La richesse de la danse dite « ancienne », comprise entre le XVe et la fin du XVIIIe siècle, surprenante de diversité, de jeunesse et de technicité, confirme sa place primordiale dans l’art et la vie quotidienne des hommes des périodes Renaissance et baroque. Nullement éloignée de la danse d’aujourd’hui, comme on pourrait le croire, elle reste la base de la danse académique et, si les pas se sont transformés au cours de siècles, les danseurs ont toujours le même rapport au temps et à l’espace. 

Mon choix s’est porté plus précisément vers la danse de la Renaissance (XVe et XVIe siècles). Elle apporte ses propres possibilités chorégraphiques (grands sauts, portés, inutilisées à la période baroque), et correspond mieux à mon tempérament. D’autres part, l’esprit curieux et fantasque de l’homme de la Renaissance, encorseté dans sa noblesse et la raideur de son aristocratie, capable des pires loufoqueries, me fascine. 

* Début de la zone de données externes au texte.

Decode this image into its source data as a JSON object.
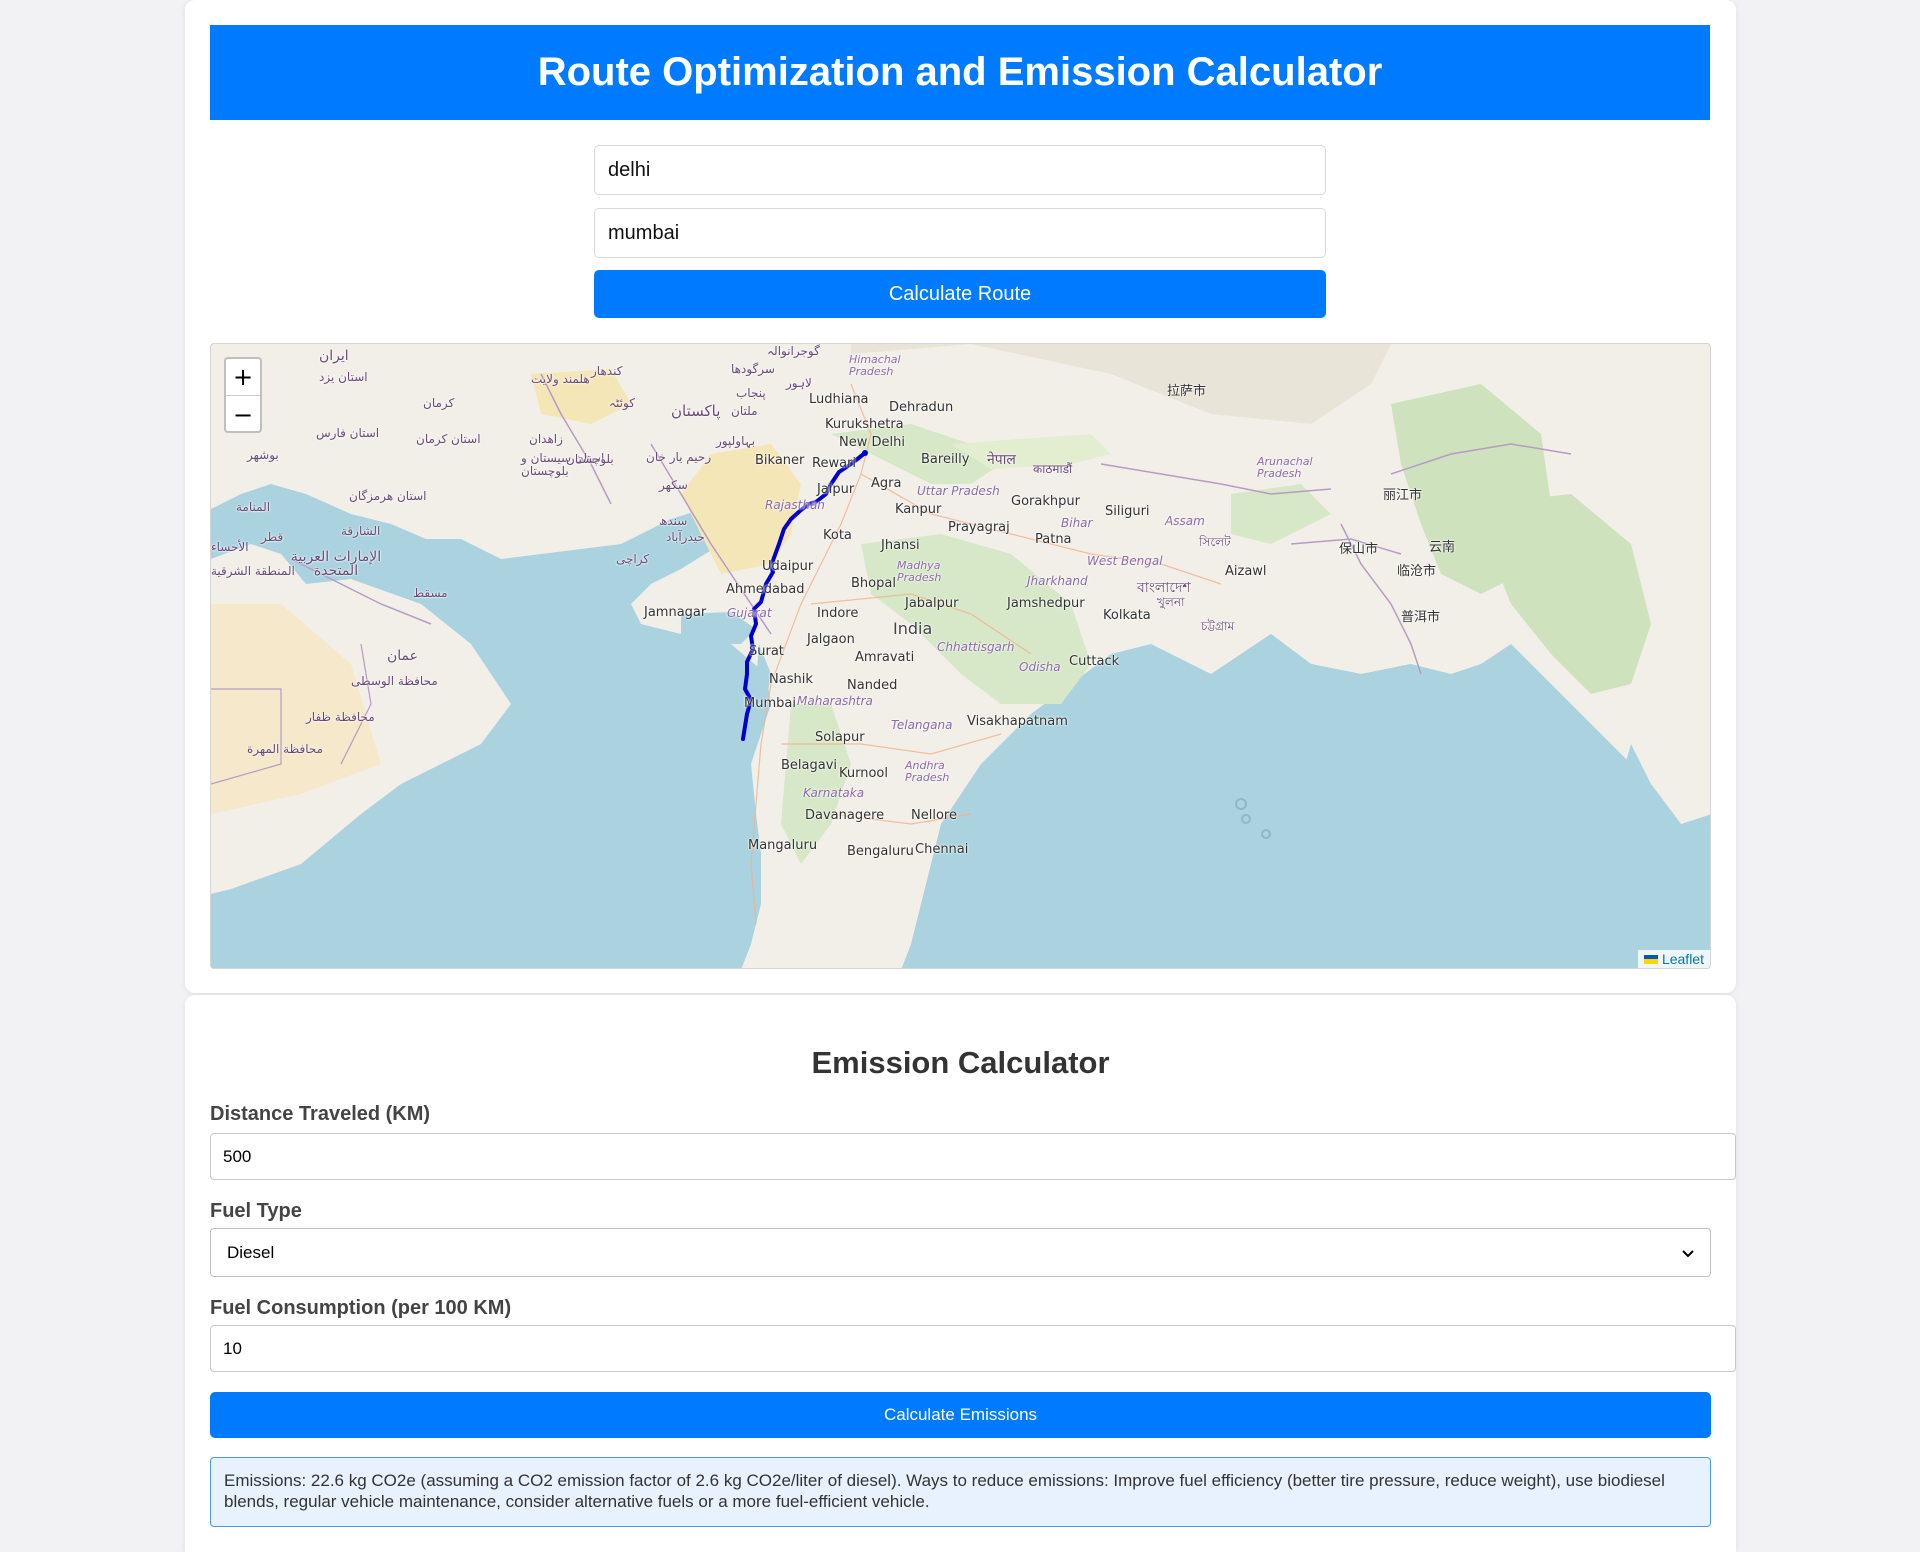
{
  "header": {
    "title": "Route Optimization and Emission Calculator"
  },
  "route_form": {
    "origin_value": "delhi",
    "destination_value": "mumbai",
    "calculate_label": "Calculate Route"
  },
  "map": {
    "zoom_in": "+",
    "zoom_out": "−",
    "attribution": "Leaflet",
    "labels": {
      "iran": "ایران",
      "yazd": "استان یزد",
      "kerman": "کرمان",
      "fars": "استان فارس",
      "kerman_prov": "استان کرمان",
      "bushehr": "بوشهر",
      "zahedan": "زاهدان",
      "sistan": "استان سیستان و بلوچستان",
      "hormozgan": "استان هرمزگان",
      "manama": "المنامة",
      "qatar": "قطر",
      "sharjah": "الشارقة",
      "uae": "الإمارات العربية المتحدة",
      "ahsa": "الأحساء",
      "eastern": "المنطقة الشرقية",
      "muscat": "مسقط",
      "oman": "عمان",
      "wusta": "محافظة الوسطى",
      "dhofar": "محافظة ظفار",
      "mahra": "محافظة المهرة",
      "kandahar": "کندهار",
      "helmand": "هلمند ولایت",
      "quetta": "کوئٹہ",
      "balochistan": "بلوچستان",
      "pakistan": "پاکستان",
      "multan": "ملتان",
      "sargodha": "سرگودھا",
      "gujranwala": "گوجرانوالہ",
      "lahore": "لاہور",
      "punjab": "پنجاب",
      "bahawalpur": "بہاولپور",
      "rahimyar": "رحیم یار خان",
      "sukkur": "سکھر",
      "sindh": "سندھ",
      "hyderabad": "حیدرآباد",
      "karachi": "کراچی",
      "himachal": "Himachal Pradesh",
      "ludhiana": "Ludhiana",
      "dehradun": "Dehradun",
      "kurukshetra": "Kurukshetra",
      "new_delhi": "New Delhi",
      "bikaner": "Bikaner",
      "rewari": "Rewari",
      "bareilly": "Bareilly",
      "agra": "Agra",
      "jaipur": "Jaipur",
      "rajasthan": "Rajasthan",
      "uttar_pradesh": "Uttar Pradesh",
      "kanpur": "Kanpur",
      "gorakhpur": "Gorakhpur",
      "prayagraj": "Prayagraj",
      "kota": "Kota",
      "jhansi": "Jhansi",
      "bihar": "Bihar",
      "patna": "Patna",
      "udaipur": "Udaipur",
      "madhya_pradesh": "Madhya Pradesh",
      "bhopal": "Bhopal",
      "ahmedabad": "Ahmedabad",
      "gujarat": "Gujarat",
      "jamnagar": "Jamnagar",
      "indore": "Indore",
      "jabalpur": "Jabalpur",
      "jharkhand": "Jharkhand",
      "jamshedpur": "Jamshedpur",
      "india": "India",
      "jalgaon": "Jalgaon",
      "chhattisgarh": "Chhattisgarh",
      "surat": "Surat",
      "amravati": "Amravati",
      "nashik": "Nashik",
      "nanded": "Nanded",
      "odisha": "Odisha",
      "cuttack": "Cuttack",
      "mumbai": "Mumbai",
      "maharashtra": "Maharashtra",
      "telangana": "Telangana",
      "visakhapatnam": "Visakhapatnam",
      "solapur": "Solapur",
      "belagavi": "Belagavi",
      "kurnool": "Kurnool",
      "andhra": "Andhra Pradesh",
      "karnataka": "Karnataka",
      "davanagere": "Davanagere",
      "nellore": "Nellore",
      "mangaluru": "Mangaluru",
      "bengaluru": "Bengaluru",
      "chennai": "Chennai",
      "nepal": "नेपाल",
      "kathmandu": "काठमाडौं",
      "siliguri": "Siliguri",
      "assam": "Assam",
      "west_bengal": "West Bengal",
      "kolkata": "Kolkata",
      "bangladesh": "বাংলাদেশ",
      "khulna": "খুলনা",
      "chattogram": "চট্টগ্রাম",
      "sylhet": "সিলেট",
      "aizawl": "Aizawl",
      "arunachal": "Arunachal Pradesh",
      "lhasa": "拉萨市",
      "lijiang": "丽江市",
      "baoshan": "保山市",
      "lincang": "临沧市",
      "puer": "普洱市",
      "yunnan": "云南"
    }
  },
  "emission": {
    "title": "Emission Calculator",
    "distance_label": "Distance Traveled (KM)",
    "distance_value": "500",
    "fuel_type_label": "Fuel Type",
    "fuel_type_value": "Diesel",
    "consumption_label": "Fuel Consumption (per 100 KM)",
    "consumption_value": "10",
    "calculate_label": "Calculate Emissions",
    "result": "Emissions: 22.6 kg CO2e (assuming a CO2 emission factor of 2.6 kg CO2e/liter of diesel). Ways to reduce emissions: Improve fuel efficiency (better tire pressure, reduce weight), use biodiesel blends, regular vehicle maintenance, consider alternative fuels or a more fuel-efficient vehicle."
  },
  "colors": {
    "accent": "#007bff",
    "route_line": "#0000cc",
    "sea": "#aad3df",
    "land": "#f2efe9",
    "result_bg": "#e7f2fe"
  }
}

Mon travail aujourd’hui a de multiples facettes : chercheur, historien, chorégraphe, interprète et parfois même costumier. 

Le chercheur et l’historien se rejoignent sur les terrains de reconstitution et de restitution de traités et de ballets dont nous avons encore les traces, toujours en relation avec les musiciens, partenaires indispensables. Le chorégraphe rejoint le chercheur dans le travail de transmission, et propose au spectateur d’aujourd’hui, qui a forcément d’autres repères que ceux du gentilhomme du XVIe siècle, une version plus lisible de ces mêmes œuvres, qui finalement le conduira un jour vers ces petits chefs d’œuvres du patrimoine culturel. 

La chorégraphe contemporaine que je suis apprivoise la verticalité du danseur renaissant, triture son vocabulaire chorégraphique, joue à distiller son énergie. 

De ce souffle, patiemment, naît une autre danse contemporaine.